Yani yarı-askeri rejim bir tek adam rejimi değildir. Erdoğan, “tek adam” görüntüsüyle iktidarda tutulmakta, iktidar Erdoğan’ın siyasi gücüne yaslanarak denetimsiz kılınmakta, bu denetimsizlik ve hesap sorulamazlık hali içinde halkın seçmediği bazı askeri, istihbari, polisiye ve son olarak da mafyatik unsurlar iktidara ortak olmaktadır.

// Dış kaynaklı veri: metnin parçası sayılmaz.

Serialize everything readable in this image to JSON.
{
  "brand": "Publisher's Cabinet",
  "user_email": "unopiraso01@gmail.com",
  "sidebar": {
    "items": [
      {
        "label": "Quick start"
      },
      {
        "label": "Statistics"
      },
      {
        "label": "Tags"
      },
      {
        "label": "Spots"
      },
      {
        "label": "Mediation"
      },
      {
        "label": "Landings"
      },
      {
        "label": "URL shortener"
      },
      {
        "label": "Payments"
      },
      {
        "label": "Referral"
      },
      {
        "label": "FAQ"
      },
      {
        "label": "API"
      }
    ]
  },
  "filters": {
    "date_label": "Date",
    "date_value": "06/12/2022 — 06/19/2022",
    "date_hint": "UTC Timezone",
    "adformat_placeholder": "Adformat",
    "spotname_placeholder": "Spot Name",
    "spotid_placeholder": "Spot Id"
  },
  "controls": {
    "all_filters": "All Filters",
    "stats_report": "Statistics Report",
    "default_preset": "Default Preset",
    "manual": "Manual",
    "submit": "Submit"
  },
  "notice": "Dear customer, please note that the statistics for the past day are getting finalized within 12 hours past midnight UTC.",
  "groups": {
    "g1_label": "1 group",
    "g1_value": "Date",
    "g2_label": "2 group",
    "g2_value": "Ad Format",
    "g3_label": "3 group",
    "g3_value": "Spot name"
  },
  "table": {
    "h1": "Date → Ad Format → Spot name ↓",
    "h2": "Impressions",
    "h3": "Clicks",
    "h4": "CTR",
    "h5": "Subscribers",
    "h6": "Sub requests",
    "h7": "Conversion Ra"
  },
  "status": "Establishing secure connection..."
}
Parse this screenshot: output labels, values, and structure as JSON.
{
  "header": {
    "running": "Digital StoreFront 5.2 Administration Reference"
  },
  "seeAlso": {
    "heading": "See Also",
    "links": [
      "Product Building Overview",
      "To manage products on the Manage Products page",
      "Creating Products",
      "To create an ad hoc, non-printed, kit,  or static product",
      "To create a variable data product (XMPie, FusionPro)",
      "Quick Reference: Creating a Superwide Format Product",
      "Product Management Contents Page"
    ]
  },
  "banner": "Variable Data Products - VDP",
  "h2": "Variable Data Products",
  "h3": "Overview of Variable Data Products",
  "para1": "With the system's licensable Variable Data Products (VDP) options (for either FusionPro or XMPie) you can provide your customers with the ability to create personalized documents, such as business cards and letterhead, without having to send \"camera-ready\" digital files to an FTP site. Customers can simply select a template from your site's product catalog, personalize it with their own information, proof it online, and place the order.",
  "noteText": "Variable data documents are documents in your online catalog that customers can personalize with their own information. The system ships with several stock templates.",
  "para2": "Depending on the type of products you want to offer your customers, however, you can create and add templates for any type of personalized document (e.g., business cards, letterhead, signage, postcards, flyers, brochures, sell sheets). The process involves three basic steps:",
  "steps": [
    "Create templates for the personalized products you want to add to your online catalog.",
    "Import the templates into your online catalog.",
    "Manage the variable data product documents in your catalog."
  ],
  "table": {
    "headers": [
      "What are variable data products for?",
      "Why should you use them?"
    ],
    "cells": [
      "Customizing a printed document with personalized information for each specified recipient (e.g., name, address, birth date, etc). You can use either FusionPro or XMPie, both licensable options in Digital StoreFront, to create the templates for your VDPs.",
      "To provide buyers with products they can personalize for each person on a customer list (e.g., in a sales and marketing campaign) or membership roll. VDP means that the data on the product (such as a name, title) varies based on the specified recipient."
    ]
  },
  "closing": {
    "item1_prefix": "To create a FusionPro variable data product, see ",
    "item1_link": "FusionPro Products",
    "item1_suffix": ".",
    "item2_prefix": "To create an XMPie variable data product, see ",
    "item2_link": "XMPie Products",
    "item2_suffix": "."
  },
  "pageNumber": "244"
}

Yarı-askeri rejim içindeki bu dehşet dengesi, toplumun sürekli olarak terör ve milletin bekası söylemiyle zehirlenmesi ve hareketsiz bırakılması, iktidardan hesap sormak yerine sürekli bir kardeş kavgasına sürüklenmesi sayesinde yaşayabilmektedir.

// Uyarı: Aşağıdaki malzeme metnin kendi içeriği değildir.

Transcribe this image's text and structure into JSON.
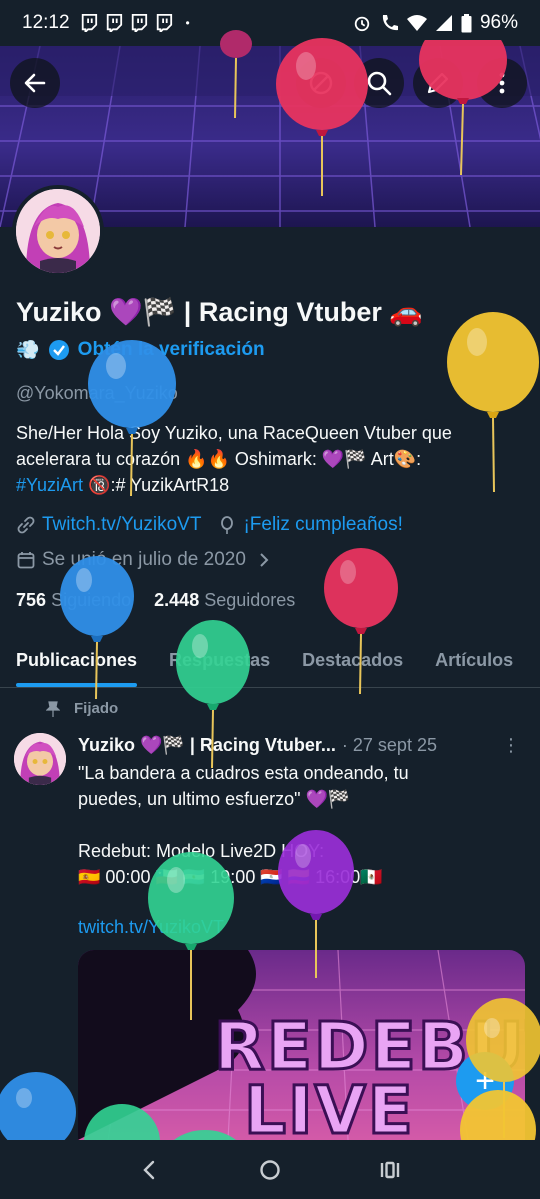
{
  "status_bar": {
    "time": "12:12",
    "battery": "96%",
    "dot": "•"
  },
  "header": {
    "back_icon": "arrow-left-icon",
    "search_icon": "search-icon",
    "edit_icon": "pencil-icon",
    "more_icon": "more-vertical-icon"
  },
  "profile": {
    "name": "Yuziko 💜🏁 | Racing Vtuber 🚗",
    "name_extra": "💨",
    "verify_link": "Obtén la verificación",
    "handle": "@Yokomara_Yuziko",
    "bio_line1": "She/Her Hola Soy Yuziko, una RaceQueen Vtuber que",
    "bio_line2": "acelerara tu corazón 🔥🔥  Oshimark: 💜🏁 Art🎨:",
    "bio_hashtag": "#YuziArt",
    "bio_line3_rest": " 🔞:# YuzikArtR18",
    "website": "Twitch.tv/YuzikoVT",
    "birthday": "¡Feliz cumpleaños!",
    "joined": "Se unió en julio de 2020",
    "following_count": "756",
    "following_label": "Siguiendo",
    "followers_count": "2.448",
    "followers_label": "Seguidores"
  },
  "tabs": [
    {
      "label": "Publicaciones",
      "active": true
    },
    {
      "label": "Respuestas"
    },
    {
      "label": "Destacados"
    },
    {
      "label": "Artículos"
    }
  ],
  "pinned_post": {
    "pinned_label": "Fijado",
    "author": "Yuziko 💜🏁 | Racing Vtuber...",
    "date": "· 27 sept 25",
    "more": "⋮",
    "lines": [
      "\"La bandera a cuadros esta ondeando, tu",
      "puedes, un ultimo esfuerzo\" 💜🏁",
      "",
      "Redebut: Modelo Live2D HOY:",
      "🇪🇸 00:00 🇨🇱 🇦🇷 19:00 🇵🇾 🇨🇴 16:00🇲🇽"
    ],
    "link": "twitch.tv/YuzikoVT",
    "media_line1": "REDEBUT",
    "media_line2": "LIVE 2D"
  },
  "fab": {
    "label": "+"
  },
  "colors": {
    "background": "#15202b",
    "accent": "#1d9bf0",
    "muted": "#8b98a5",
    "text": "#f7f9f9"
  }
}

Düzenin tamiri değil değişmesi için zincirsiz Kurucu Meclis! Birleşik İşçi Cephesi! Bağımsız Sosyalist Odak!

Erken seçim ve kabine revizyonu, yarı askeri rejimin iki kanadının birbirine karşı kullandığı kozlardır. Düzen muhalefeti kâh kabine revizyonu isteyerek bir tarafa kâh erken seçim isteyerek diğer tarafa göz kırpmaktadır. Emin olabileceğimiz şey şudur ki iktidar ekonomik çöküntü ve dış siyasetteki açmazlar sonucu ayakta duramaz ve yıkılmaya başlarsa düzen muhalefeti, yarı askeri rejimin bir kanadıyla, bu sömürü ve baskı düzeninin sürmesi için omuz omuza verecektir. İşte bu yüzden erken seçim de kabine revizyonu da emekçi halkın ekmek ve hürriyet talebine karşılık veremez. Her iki seçeneğin de sonu mevcut düzenin tamir edilmesidir. Bu düzeni tamir etmeyi değil bu düzenin kökten değişmesini gündeme getirecek yol ise barajsız, yasaksız, zincirsiz bir Kurucu Meclis için mücadeledir! Emekçi halkın bu yolun açılması için ne dışarıdan emperyalist dünyadan ne de içerideki düzen siyasetinden bir beklentisi olabilir. Emekçi halk kendi yolunu kendi açacaktır. Ayrı gayrı demeden Birleşik İşçi Cephesi’nde birleşirse, işçi sınıfı ihtiyaç duyulan bağımsız gücü sağlayacaktır. Bu uğurda mücadele edebilecek olanlar ise sosyalistlerdir. Sosyalistler, CHP’den İyi Parti’ye Millet İttifakı’nın karşısında, bu düzen ittifakıyla ve emperyalizmle ortaklığı parlamenter alana da taşıma arayışı içinde siyaset izleyen HDP’den ayrı bağımsız bir sosyalist odak inşa etmek için birlikte mücadele etmelidir. 

 

Bu yazı Gerçek gazetesinin Aralık 2020 tarihli 135. sayısında yayınlanmıştır.